日本人である私たちは、小さな地震には慣れてしまっているところがありますが、韓国人は小さな地震すら経験したことがないため、度々発生している小さな地震ですら、とても恐ろしいことのように感じてしまうようです。
備えがないからこその恐怖
日本は災害が多い国ゆえに、小さいころから防災訓練を行い、地震が起きたときのシミュレーションができています。日本で家を購入する際には、ハザードマップと照らし合わせて場所を考える人、また自宅に防災バック、防災グッズがあるという家庭も多いです。私の育った神戸は、特に防災意識が高い地域でした。
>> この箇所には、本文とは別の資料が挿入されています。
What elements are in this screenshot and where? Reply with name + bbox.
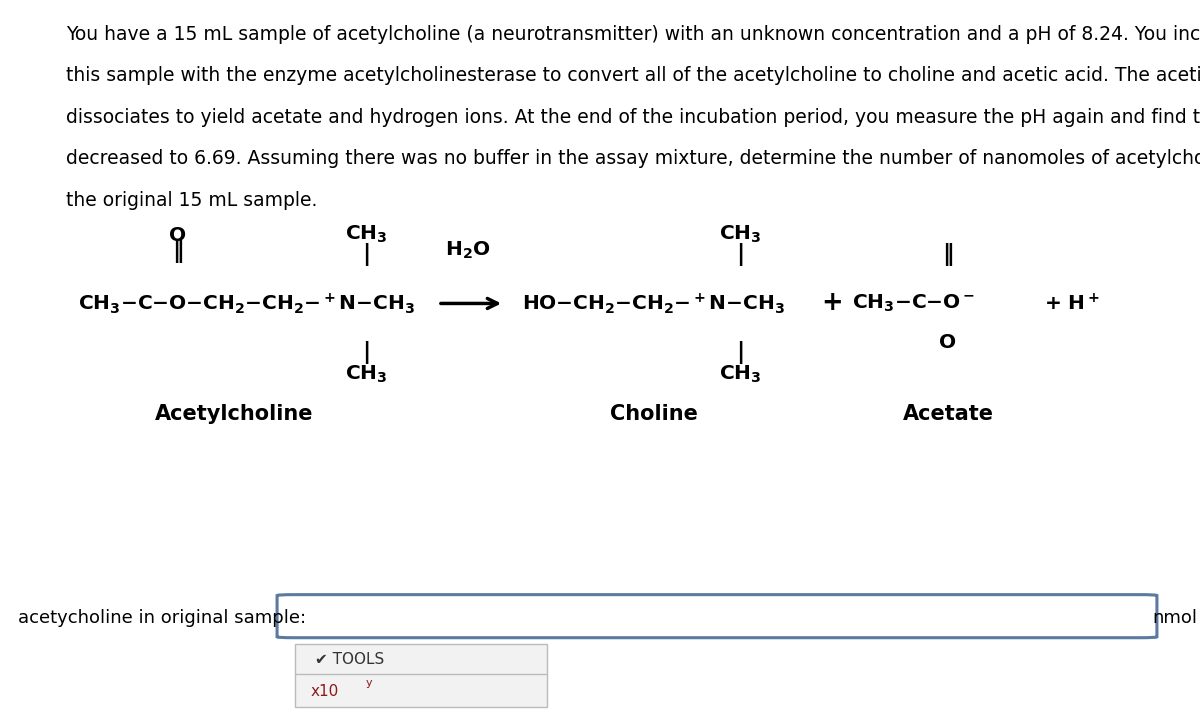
- Text: $\mathbf{HO{-}CH_2{-}CH_2{-}{^+N}{-}CH_3}$: $\mathbf{HO{-}CH_2{-}CH_2{-}{^+N}{-}CH_3…: [522, 291, 785, 316]
- Text: ✔ TOOLS: ✔ TOOLS: [316, 652, 385, 668]
- Text: Choline: Choline: [610, 404, 698, 424]
- Text: y: y: [366, 678, 372, 688]
- Text: nmol: nmol: [1152, 608, 1198, 627]
- Text: ‖: ‖: [172, 240, 184, 263]
- Text: |: |: [737, 243, 744, 266]
- Text: |: |: [362, 341, 370, 363]
- FancyBboxPatch shape: [277, 595, 1157, 638]
- Text: dissociates to yield acetate and hydrogen ions. At the end of the incubation per: dissociates to yield acetate and hydroge…: [66, 108, 1200, 127]
- Text: $\mathbf{CH_3}$: $\mathbf{CH_3}$: [719, 364, 762, 386]
- Text: |: |: [362, 243, 370, 266]
- Text: $\mathbf{+\ H^+}$: $\mathbf{+\ H^+}$: [1044, 293, 1099, 314]
- Text: Acetylcholine: Acetylcholine: [155, 404, 313, 424]
- Text: $\mathbf{+}$: $\mathbf{+}$: [821, 291, 842, 316]
- Text: $\mathbf{CH_3}$: $\mathbf{CH_3}$: [344, 364, 388, 386]
- FancyBboxPatch shape: [295, 644, 547, 707]
- Text: $\mathbf{CH_3{-}C{-}O^-}$: $\mathbf{CH_3{-}C{-}O^-}$: [852, 293, 976, 314]
- Text: $\mathbf{CH_3}$: $\mathbf{CH_3}$: [344, 223, 388, 245]
- Text: ‖: ‖: [942, 243, 954, 266]
- Text: $\mathbf{H_2O}$: $\mathbf{H_2O}$: [445, 239, 491, 261]
- Text: decreased to 6.69. Assuming there was no buffer in the assay mixture, determine : decreased to 6.69. Assuming there was no…: [66, 149, 1200, 169]
- Text: |: |: [737, 341, 744, 363]
- Text: x10: x10: [311, 684, 338, 699]
- Text: You have a 15 mL sample of acetylcholine (a neurotransmitter) with an unknown co: You have a 15 mL sample of acetylcholine…: [66, 25, 1200, 44]
- Text: acetycholine in original sample:: acetycholine in original sample:: [18, 608, 306, 627]
- Text: Acetate: Acetate: [902, 404, 994, 424]
- Text: O: O: [940, 333, 956, 353]
- Text: O: O: [169, 226, 186, 245]
- Text: $\mathbf{CH_3{-}C{-}O{-}CH_2{-}CH_2{-}{^+N}{-}CH_3}$: $\mathbf{CH_3{-}C{-}O{-}CH_2{-}CH_2{-}{^…: [78, 291, 415, 316]
- Text: the original 15 mL sample.: the original 15 mL sample.: [66, 191, 317, 210]
- Text: this sample with the enzyme acetylcholinesterase to convert all of the acetylcho: this sample with the enzyme acetylcholin…: [66, 66, 1200, 86]
- Text: $\mathbf{CH_3}$: $\mathbf{CH_3}$: [719, 223, 762, 245]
しかし韓国では自然災害に対するそのような訓練は行いません。日本の義務教育で行われている水泳の授業も、韓国では2014年のセウォル号沈没事故以後に導入されたばかりです。ただ、これも小学校3・4年の児童に対し、年に2時間ずつ計2回(年間4時間)プールで教育するというもので、十分ではないという声もあります(参考:中央日報)。
韓国国内で過ごす分には大丈夫でも、いざ日本に来たときに、まわりの日本人は災害に対してある程度の心得があるのに、自分だけないのは心配だと考える人もいます。
日本の大学や日本語学校では、外国人に対して防災教育を行ったりもするようですが、旅行やワーキングホリデーの場合はそのようなものがないので、日本に行きたいけれど躊躇してしまう…という人もいるようです。
韓国と日本の災害、防災意識の差についてご紹介しました。小さいころから防災教育を受けてきた日本人とはいえ、災害はやはり恐ろしいものです。熱海市で被災された方々の一刻もはやい救助を祈流とともに、いま一度、防災の心得を見直したいものですね。